Pacentro, cenni storici e turistici

05 Luglio 2012   11:28  

Ai piedi del monte Morrone, adagiato su una bella collina, troviamo Pacentro a 420 m. s.l.m. piccolo centro montano avente alle spalle la catena montuosa della Maiella.
Le notizie storiche riguardanti le sue origini sono scarse e frammentarie.
La prima menzione del paese si ha in un diploma dell’anno 816 dell’imperatore Ludovico II, da cui risulta che in tale periodo vi era un insediamento di monaci benedettini.
Questi costituirono diverse comunità diffuse in tutta la valle Peligna e la loro influenza fu determinante per lo sviluppo economico e sociale dell’area.
Fu rifugio e protezione per i coloni scacciati dalle loro sedi in seguito alle invasioni barbariche.
Dalla fine del sec. IX fino al secolo XVI la regione fu dominata dai conti di Valva. In questo periodo il paese è ricordato come “castrum”, cioè borgo fortificato.
Il paese, tipicamente medioevale, costruito intorno al suo castello, con viuzze strette e tortuose, è caratterizzato da un bellissimo centro storico dominato dal castello e dalla chiesa del sec. XIV.
Il castello di Pacentro risale forse al sec. XI, data in cui sorsero altri castelli per difendersi dalle continue incursioni dei popoli nemici.
Il primo nucleo venne edificato dai conti di Valva, venne poi ampliato dai Caldora e successivamente dai Cantelmo. È a pianta rettangolare, munito di bastioni, ha torri rotonde e all’interno torri merlate di forma quadrata del sec. XIV, due delle quali sono quasi intatte. Interessanti i particolari decorativi, come le arcatelle ribassate a conchiglia, le caditoie e i beccatelli d’angolo delle torri, definiti con figure antropomorfe scolpite a rilievo. Molto interessante è il portale con il bellissimo rosone.
Altro monumento da vedere è la chiesa di S. Marcello, del sec. XII, fondata da Adalberto, monaco eremita del monastero di S. Clemente a Casauria nel 1037: originariamente era dedicata alla S.S. Trinit à, andò distrutta in un incendio e fu ricostruita col nome attuale. È la chiesa più antica del paese dallo stile molto semplice, con begli affreschi interni ed esterni e con un pregevole portale in legno, a sinistra del quale, in una lunetta, è raffigurata la Vergine col Bambino fra S. Marcello e San Bernardino; a destra, appena leggibili, sono i resti di un affresco raffigurante S. Cristoforo.

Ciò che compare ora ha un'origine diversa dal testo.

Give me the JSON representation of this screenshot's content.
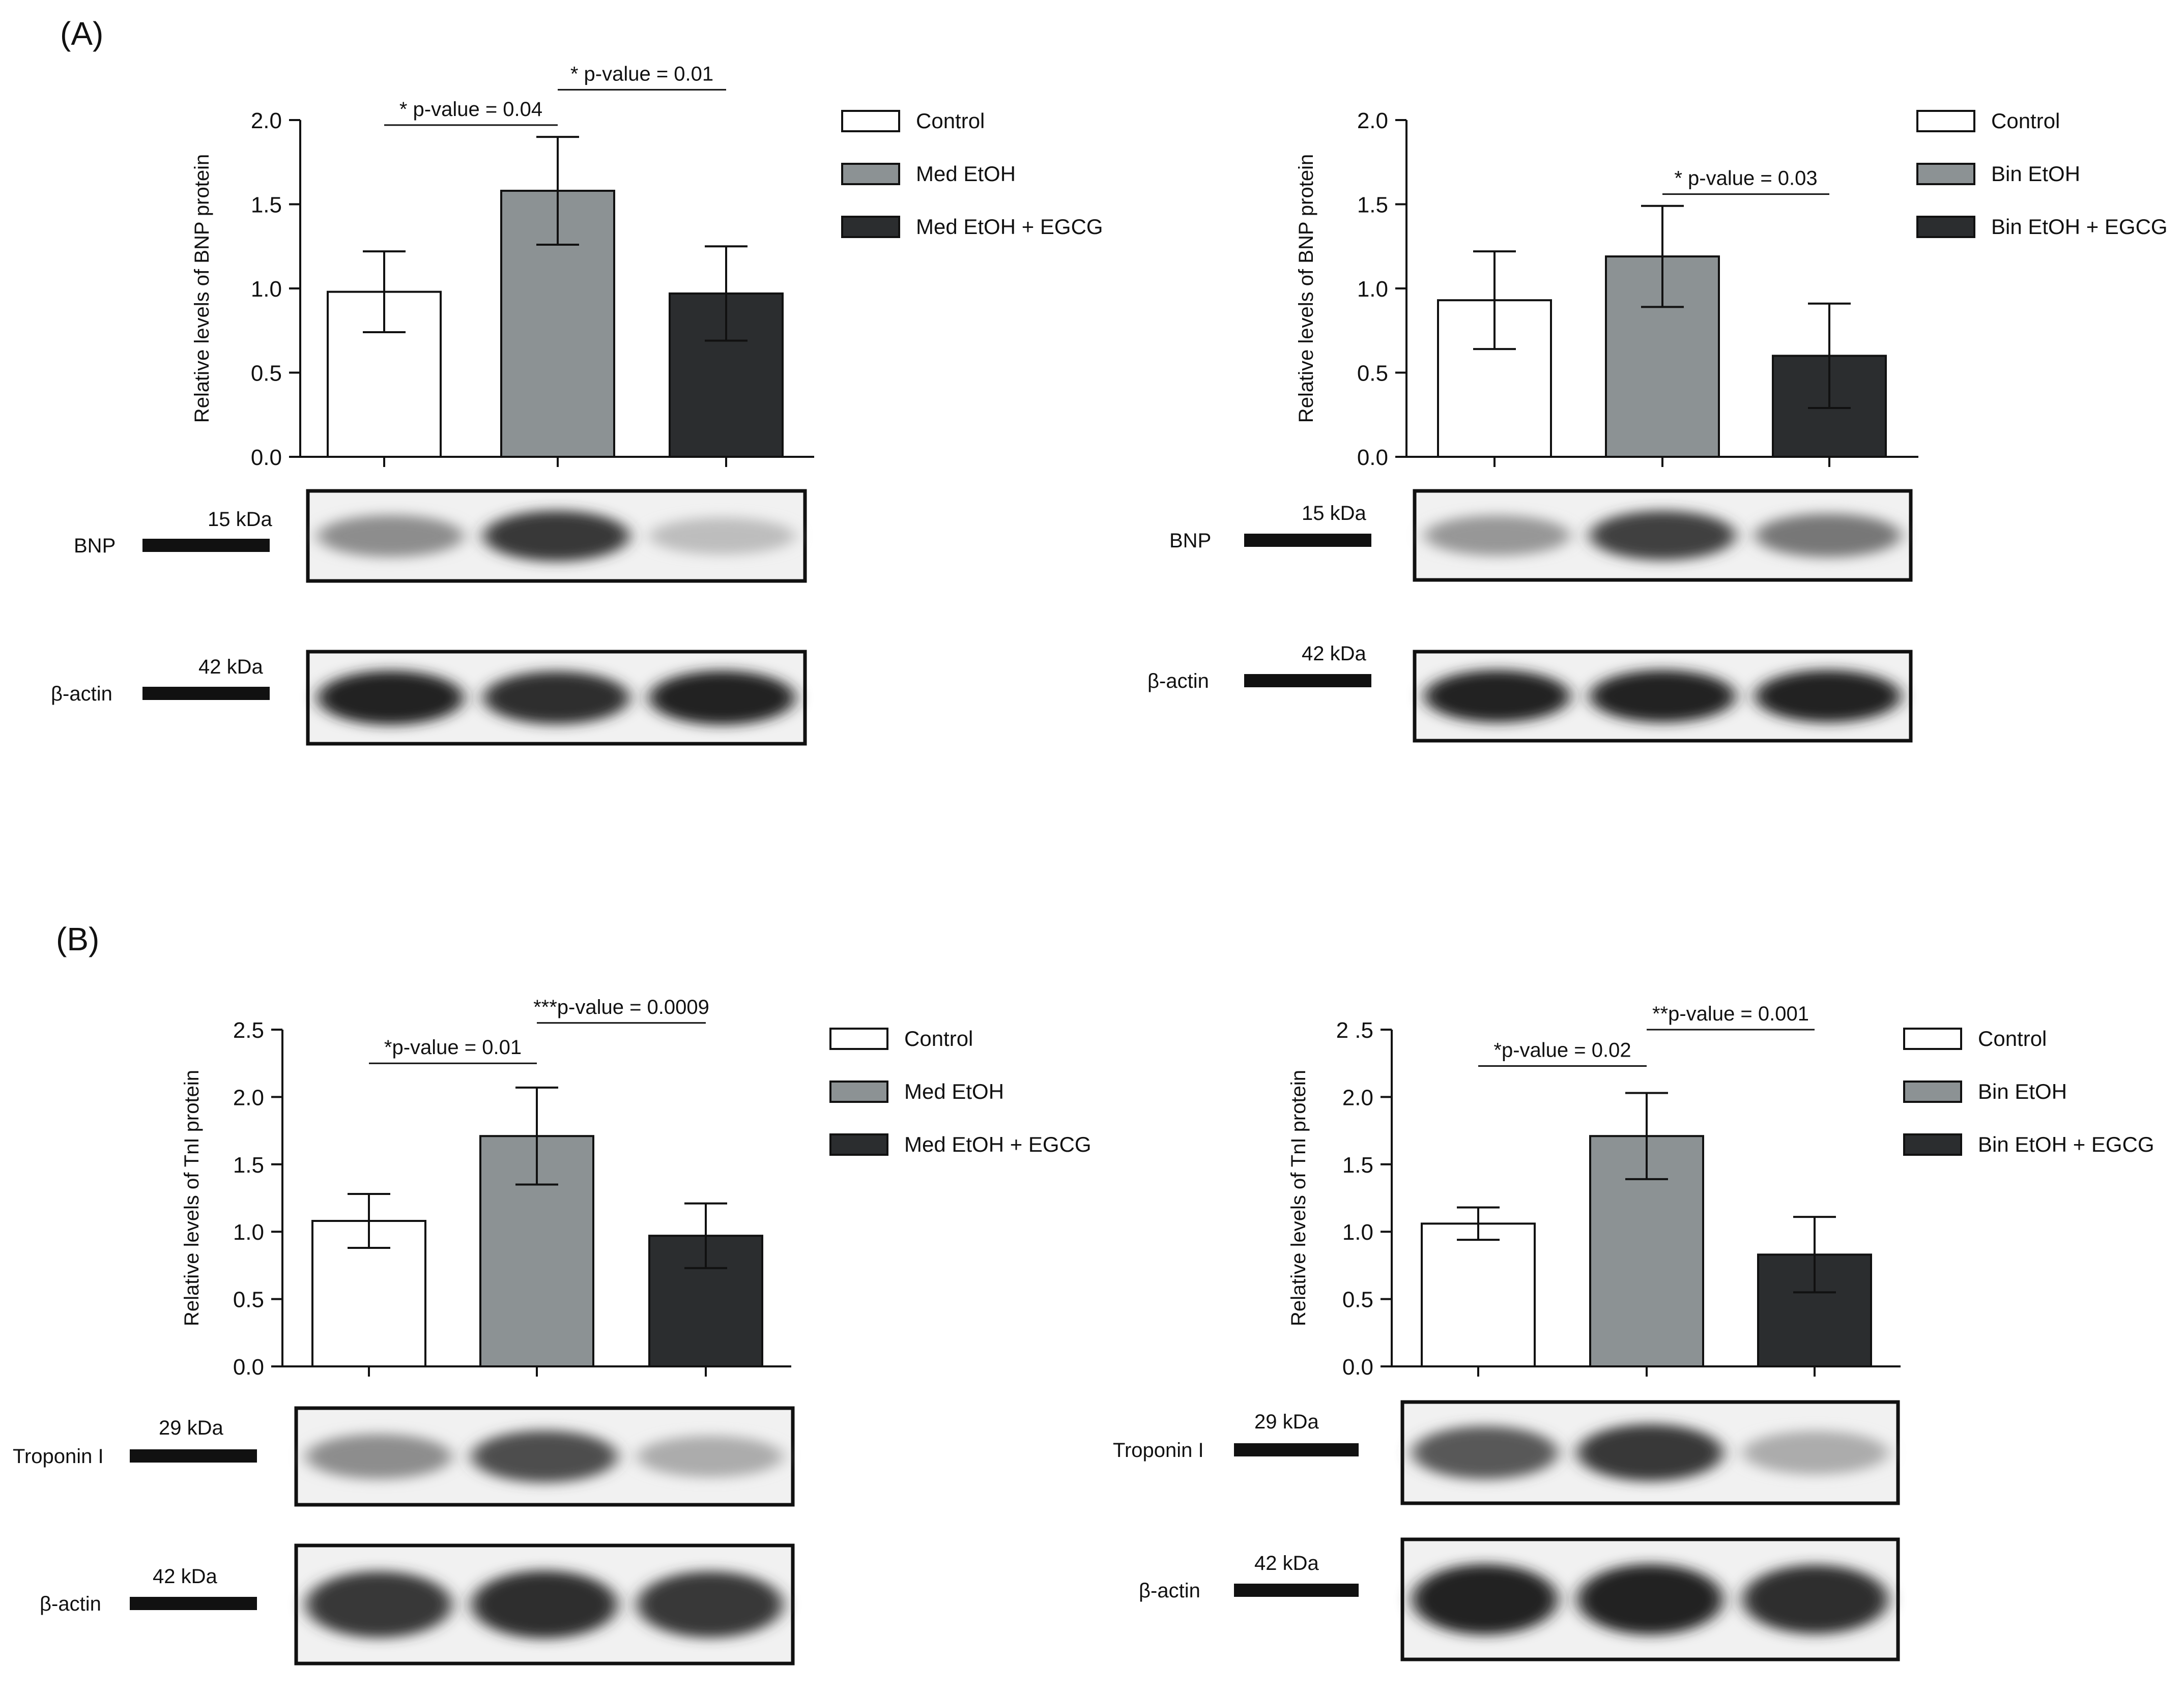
{
  "panels": [
    {
      "label": "(A)"
    },
    {
      "label": "(B)"
    }
  ],
  "colors": {
    "control": "#ffffff",
    "ethanol": "#8c9294",
    "egcg": "#2b2d2f",
    "axis": "#111111"
  },
  "chart_data": [
    {
      "type": "bar",
      "panel": "(A)",
      "ylabel": "Relative levels of BNP protein",
      "ylim": [
        0,
        2.0
      ],
      "yticks": [
        "0.0",
        "0.5",
        "1.0",
        "1.5",
        "2.0"
      ],
      "categories": [
        "Control",
        "Med EtOH",
        "Med EtOH + EGCG"
      ],
      "values": [
        0.98,
        1.58,
        0.97
      ],
      "errors": [
        0.24,
        0.32,
        0.28
      ],
      "legend": [
        "Control",
        "Med EtOH",
        "Med EtOH + EGCG"
      ],
      "legend_placement": "right",
      "significance": [
        {
          "from": 0,
          "to": 1,
          "label": "* p-value = 0.04",
          "y": 1.97
        },
        {
          "from": 1,
          "to": 2,
          "label": "* p-value = 0.01",
          "y": 2.18
        }
      ],
      "blots": [
        {
          "protein": "BNP",
          "size": "15 kDa",
          "intensities": [
            0.45,
            0.85,
            0.22
          ]
        },
        {
          "protein": "β-actin",
          "size": "42 kDa",
          "intensities": [
            0.95,
            0.9,
            0.95
          ]
        }
      ]
    },
    {
      "type": "bar",
      "panel": "(A)",
      "ylabel": "Relative levels of BNP protein",
      "ylim": [
        0,
        2.0
      ],
      "yticks": [
        "0.0",
        "0.5",
        "1.0",
        "1.5",
        "2.0"
      ],
      "categories": [
        "Control",
        "Bin EtOH",
        "Bin EtOH + EGCG"
      ],
      "values": [
        0.93,
        1.19,
        0.6
      ],
      "errors": [
        0.29,
        0.3,
        0.31
      ],
      "legend": [
        "Control",
        "Bin EtOH",
        "Bin EtOH + EGCG"
      ],
      "legend_placement": "right",
      "significance": [
        {
          "from": 1,
          "to": 2,
          "label": "* p-value = 0.03",
          "y": 1.56
        }
      ],
      "blots": [
        {
          "protein": "BNP",
          "size": "15 kDa",
          "intensities": [
            0.4,
            0.82,
            0.55
          ]
        },
        {
          "protein": "β-actin",
          "size": "42 kDa",
          "intensities": [
            0.95,
            0.95,
            0.95
          ]
        }
      ]
    },
    {
      "type": "bar",
      "panel": "(B)",
      "ylabel": "Relative levels of TnI protein",
      "ylim": [
        0,
        2.5
      ],
      "yticks": [
        "0.0",
        "0.5",
        "1.0",
        "1.5",
        "2.0",
        "2.5"
      ],
      "categories": [
        "Control",
        "Med EtOH",
        "Med EtOH + EGCG"
      ],
      "values": [
        1.08,
        1.71,
        0.97
      ],
      "errors": [
        0.2,
        0.36,
        0.24
      ],
      "legend": [
        "Control",
        "Med EtOH",
        "Med EtOH + EGCG"
      ],
      "legend_placement": "right",
      "significance": [
        {
          "from": 0,
          "to": 1,
          "label": "*p-value = 0.01",
          "y": 2.25
        },
        {
          "from": 1,
          "to": 2,
          "label": "***p-value = 0.0009",
          "y": 2.55
        }
      ],
      "blots": [
        {
          "protein": "Troponin I",
          "size": "29 kDa",
          "intensities": [
            0.45,
            0.75,
            0.3
          ]
        },
        {
          "protein": "β-actin",
          "size": "42 kDa",
          "intensities": [
            0.85,
            0.9,
            0.85
          ]
        }
      ]
    },
    {
      "type": "bar",
      "panel": "(B)",
      "ylabel": "Relative levels of TnI protein",
      "ylim": [
        0,
        2.5
      ],
      "yticks": [
        "0.0",
        "0.5",
        "1.0",
        "1.5",
        "2.0",
        "2 .5"
      ],
      "categories": [
        "Control",
        "Bin EtOH",
        "Bin EtOH + EGCG"
      ],
      "values": [
        1.06,
        1.71,
        0.83
      ],
      "errors": [
        0.12,
        0.32,
        0.28
      ],
      "legend": [
        "Control",
        "Bin EtOH",
        "Bin EtOH + EGCG"
      ],
      "legend_placement": "right",
      "significance": [
        {
          "from": 0,
          "to": 1,
          "label": "*p-value = 0.02",
          "y": 2.23
        },
        {
          "from": 1,
          "to": 2,
          "label": "**p-value = 0.001",
          "y": 2.5
        }
      ],
      "blots": [
        {
          "protein": "Troponin I",
          "size": "29 kDa",
          "intensities": [
            0.7,
            0.85,
            0.3
          ]
        },
        {
          "protein": "β-actin",
          "size": "42 kDa",
          "intensities": [
            0.95,
            0.95,
            0.9
          ]
        }
      ]
    }
  ]
}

Poco distante dal castello, nella piazza in cui troviamo la bellissima fontana seicentesca la cui vasca quasi certamente servì da urna sepolcrale (infatti presenta dei bassorilievi e alcune iscrizioni latine), troviamo la chiesa di S. Maria Maggiore (della Misericordia) risalente alla fine del sec. XVI. Nel complesso si notano le linee dell’arte rinascimentale, mentre la facciata in pietra è del tardo Cinquecento ma con riferimenti quattrocenteschi. I portali sono tre, ma quello mediano è il più bello, datato 1603.
La chiesa è a tre navate, con un altare alla fine di ciascuna cappella, e ai lati nicchie del Cinquecento e del Seicento. Notevole il pulpito ligneo intagliato del 1653. Dietro l’altare maggiore troviamo il coro, molto grande e finemente lavorato. Accanto alla chiesa troviamo il campanile, a base quadrata, della seconda metà del Cinquecento, è uno dei più belli della zona e costruito in modo che una diagonale del quadrato di base fosse parallela alla dorsale appenninica e perciò resistente a qualsiasi scossa di terremoto.
Ancora da vedere sono alcuni quadri custoditi nel convento dei frati minori osservanti: un affresco scoperto nella distrutta chiesa dell ’Annunziata, il palazzo comunale con una bella pavimentazione datata 1560, il palazzo Borsilli, il palazzo Avolio, il palazzo Angelilli, altri palazzi ubicati in via S. Marco, la fontana sita in piazza Umberto, in pietra viva, e quella di via Roma.
Parlando di Pacentro non possiamo non menzionare la tradizionale corsa degli scalzi detta “degli zingari”. Si ripete tutti gli anni ormai da secoli, l’otto Settembre, nel giorno della festa della Madonna di Loreto.
Fu introdotta dai Caldora, feudatari del luogo e consiste nel correre a piedi nudi dall’alto di uno sperone roccioso, disseminato di pietre e rovi, per un tracciato di circa due Km.: chi tocca per primo l’altare è il vincitore e viene coperto di regali e soprattutto di molta considerazione da parte della popolazione.